The second technique works with a needle making a hole within the head for measuring and also you repair the cigar afterward. If the draw is bad, you send back the cigar to the manufacturing department to remake it or throw it away. You lose at the very least the wrapper, which could be very costly otherwise you lose the entire cigar. At present, thanks to a brand new machine, one of the simplest ways is to test the draw on the bunch before wrapping. If the draw is out of the appropriate range, you may simply remake the bunch, avoiding additional cost on the wrapper.

Appearance Control 1

A Premium cigar smoker likes to have an attractive product: a fair and clean coloration, and no breakage or hole within the wrapper. However the cigar is hand made (“error human exist”), and the wrapper is a natural product. Thus, there are a lot of methods to have defects in cigars. Even when these defects don’t have an effect on the taste, the buyer doesn’t like to see them. At every step of the production course of, from the leaf department to the quality control, the undesirable wrapper leaves and cigars are rejected.

Appearance Control 2

Wrapper leaves are responsible for the cigar’s appearance. Defects are naturally quite a few. They’re spots, stains, two-tone or three-tone colors, off-color veins, shine.
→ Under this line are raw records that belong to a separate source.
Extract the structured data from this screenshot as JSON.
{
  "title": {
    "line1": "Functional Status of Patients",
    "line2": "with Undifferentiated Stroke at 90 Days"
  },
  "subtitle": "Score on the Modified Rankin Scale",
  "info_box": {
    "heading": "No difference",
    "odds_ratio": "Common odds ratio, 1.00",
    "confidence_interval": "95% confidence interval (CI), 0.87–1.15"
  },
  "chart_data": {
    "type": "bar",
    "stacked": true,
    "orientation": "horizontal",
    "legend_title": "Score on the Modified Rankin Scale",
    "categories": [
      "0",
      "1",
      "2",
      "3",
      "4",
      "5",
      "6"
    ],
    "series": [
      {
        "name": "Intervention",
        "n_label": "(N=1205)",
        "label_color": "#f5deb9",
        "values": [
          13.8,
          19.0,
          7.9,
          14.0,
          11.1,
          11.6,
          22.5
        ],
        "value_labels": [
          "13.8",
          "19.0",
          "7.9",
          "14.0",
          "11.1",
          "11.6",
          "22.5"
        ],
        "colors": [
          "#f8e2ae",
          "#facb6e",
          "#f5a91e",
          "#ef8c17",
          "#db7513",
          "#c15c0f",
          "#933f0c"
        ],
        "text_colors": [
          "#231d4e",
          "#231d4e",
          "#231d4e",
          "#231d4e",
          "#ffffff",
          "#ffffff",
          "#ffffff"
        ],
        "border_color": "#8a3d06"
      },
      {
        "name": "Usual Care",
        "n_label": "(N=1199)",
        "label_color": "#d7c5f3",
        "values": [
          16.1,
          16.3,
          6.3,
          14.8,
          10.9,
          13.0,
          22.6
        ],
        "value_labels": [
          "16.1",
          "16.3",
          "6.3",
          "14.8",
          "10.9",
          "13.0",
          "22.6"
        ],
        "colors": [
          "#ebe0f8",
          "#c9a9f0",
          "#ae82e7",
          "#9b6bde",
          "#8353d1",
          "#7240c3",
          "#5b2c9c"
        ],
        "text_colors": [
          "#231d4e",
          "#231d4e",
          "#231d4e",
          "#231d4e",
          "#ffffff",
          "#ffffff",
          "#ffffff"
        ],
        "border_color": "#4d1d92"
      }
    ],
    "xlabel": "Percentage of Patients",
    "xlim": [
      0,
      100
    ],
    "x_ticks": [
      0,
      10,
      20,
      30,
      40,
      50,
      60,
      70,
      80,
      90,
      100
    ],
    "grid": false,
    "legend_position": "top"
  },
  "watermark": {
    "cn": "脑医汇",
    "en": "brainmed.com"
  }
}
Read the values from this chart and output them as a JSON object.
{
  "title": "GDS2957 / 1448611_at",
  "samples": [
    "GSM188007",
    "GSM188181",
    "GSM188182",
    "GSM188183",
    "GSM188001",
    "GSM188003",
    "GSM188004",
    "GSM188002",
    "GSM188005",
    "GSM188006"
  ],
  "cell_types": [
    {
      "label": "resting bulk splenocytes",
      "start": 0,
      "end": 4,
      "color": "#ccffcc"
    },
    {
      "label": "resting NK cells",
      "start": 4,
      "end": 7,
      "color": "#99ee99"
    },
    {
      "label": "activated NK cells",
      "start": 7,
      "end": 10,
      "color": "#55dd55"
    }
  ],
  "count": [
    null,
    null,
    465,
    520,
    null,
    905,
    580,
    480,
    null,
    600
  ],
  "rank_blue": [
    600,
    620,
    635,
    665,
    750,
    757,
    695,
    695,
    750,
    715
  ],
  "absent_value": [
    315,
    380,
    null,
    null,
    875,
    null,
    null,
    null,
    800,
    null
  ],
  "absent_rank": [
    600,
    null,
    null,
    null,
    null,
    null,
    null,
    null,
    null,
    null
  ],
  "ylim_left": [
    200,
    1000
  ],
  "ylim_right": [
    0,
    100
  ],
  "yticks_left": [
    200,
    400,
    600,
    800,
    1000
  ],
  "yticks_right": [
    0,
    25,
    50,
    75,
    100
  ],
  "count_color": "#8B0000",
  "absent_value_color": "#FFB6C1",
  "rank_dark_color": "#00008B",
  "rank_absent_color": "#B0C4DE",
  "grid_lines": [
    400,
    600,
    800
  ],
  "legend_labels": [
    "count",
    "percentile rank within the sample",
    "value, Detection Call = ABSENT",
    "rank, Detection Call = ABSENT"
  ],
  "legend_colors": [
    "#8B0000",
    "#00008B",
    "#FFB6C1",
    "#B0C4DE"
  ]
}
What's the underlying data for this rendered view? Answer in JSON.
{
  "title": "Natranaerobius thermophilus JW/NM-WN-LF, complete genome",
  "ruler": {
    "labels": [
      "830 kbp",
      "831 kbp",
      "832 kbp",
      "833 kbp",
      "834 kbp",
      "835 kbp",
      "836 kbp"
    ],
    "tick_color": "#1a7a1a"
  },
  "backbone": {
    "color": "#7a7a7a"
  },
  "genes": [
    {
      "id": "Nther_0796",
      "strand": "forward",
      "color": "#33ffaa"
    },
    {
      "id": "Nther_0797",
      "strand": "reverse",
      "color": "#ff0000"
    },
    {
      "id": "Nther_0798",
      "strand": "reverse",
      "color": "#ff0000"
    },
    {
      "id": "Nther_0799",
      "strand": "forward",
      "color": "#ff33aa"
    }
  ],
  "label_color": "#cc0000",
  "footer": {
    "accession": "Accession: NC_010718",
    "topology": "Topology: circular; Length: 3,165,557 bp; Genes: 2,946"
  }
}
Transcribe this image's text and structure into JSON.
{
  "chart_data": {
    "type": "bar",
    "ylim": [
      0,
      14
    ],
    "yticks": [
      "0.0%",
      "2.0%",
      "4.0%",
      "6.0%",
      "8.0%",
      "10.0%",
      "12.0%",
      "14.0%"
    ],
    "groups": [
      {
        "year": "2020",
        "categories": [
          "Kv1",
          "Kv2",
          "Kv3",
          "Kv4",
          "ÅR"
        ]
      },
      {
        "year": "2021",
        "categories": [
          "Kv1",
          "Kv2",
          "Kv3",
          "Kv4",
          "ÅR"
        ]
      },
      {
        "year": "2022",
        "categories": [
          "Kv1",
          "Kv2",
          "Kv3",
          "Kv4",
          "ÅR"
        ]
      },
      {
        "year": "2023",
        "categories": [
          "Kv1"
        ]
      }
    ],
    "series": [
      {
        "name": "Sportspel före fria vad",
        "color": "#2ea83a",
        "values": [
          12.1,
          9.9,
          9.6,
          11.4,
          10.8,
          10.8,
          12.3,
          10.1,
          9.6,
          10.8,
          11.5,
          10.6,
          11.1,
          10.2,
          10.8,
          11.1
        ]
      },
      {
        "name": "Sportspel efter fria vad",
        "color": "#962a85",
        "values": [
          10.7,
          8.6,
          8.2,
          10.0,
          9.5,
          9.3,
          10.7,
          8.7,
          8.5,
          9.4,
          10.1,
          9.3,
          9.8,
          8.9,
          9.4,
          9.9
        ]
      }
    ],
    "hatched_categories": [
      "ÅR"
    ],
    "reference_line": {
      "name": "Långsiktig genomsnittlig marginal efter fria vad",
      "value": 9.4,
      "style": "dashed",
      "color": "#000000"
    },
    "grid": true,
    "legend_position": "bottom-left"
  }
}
Shine is an indication of a healthy wrapper. Off-color veins are a bad signal: tobacco has suffered within the field or has been improperly cured. Multi-tone colors can simply be ugly, some stains too. However, one green spot on a Cuban wrapper or few small white spots on a Cameroon one is like a signature: they show that the wrapper leaf is excellent and there’s no motive to reject the cigar.

I hope this information helps my clients understand how important are every single detail in the Habano production.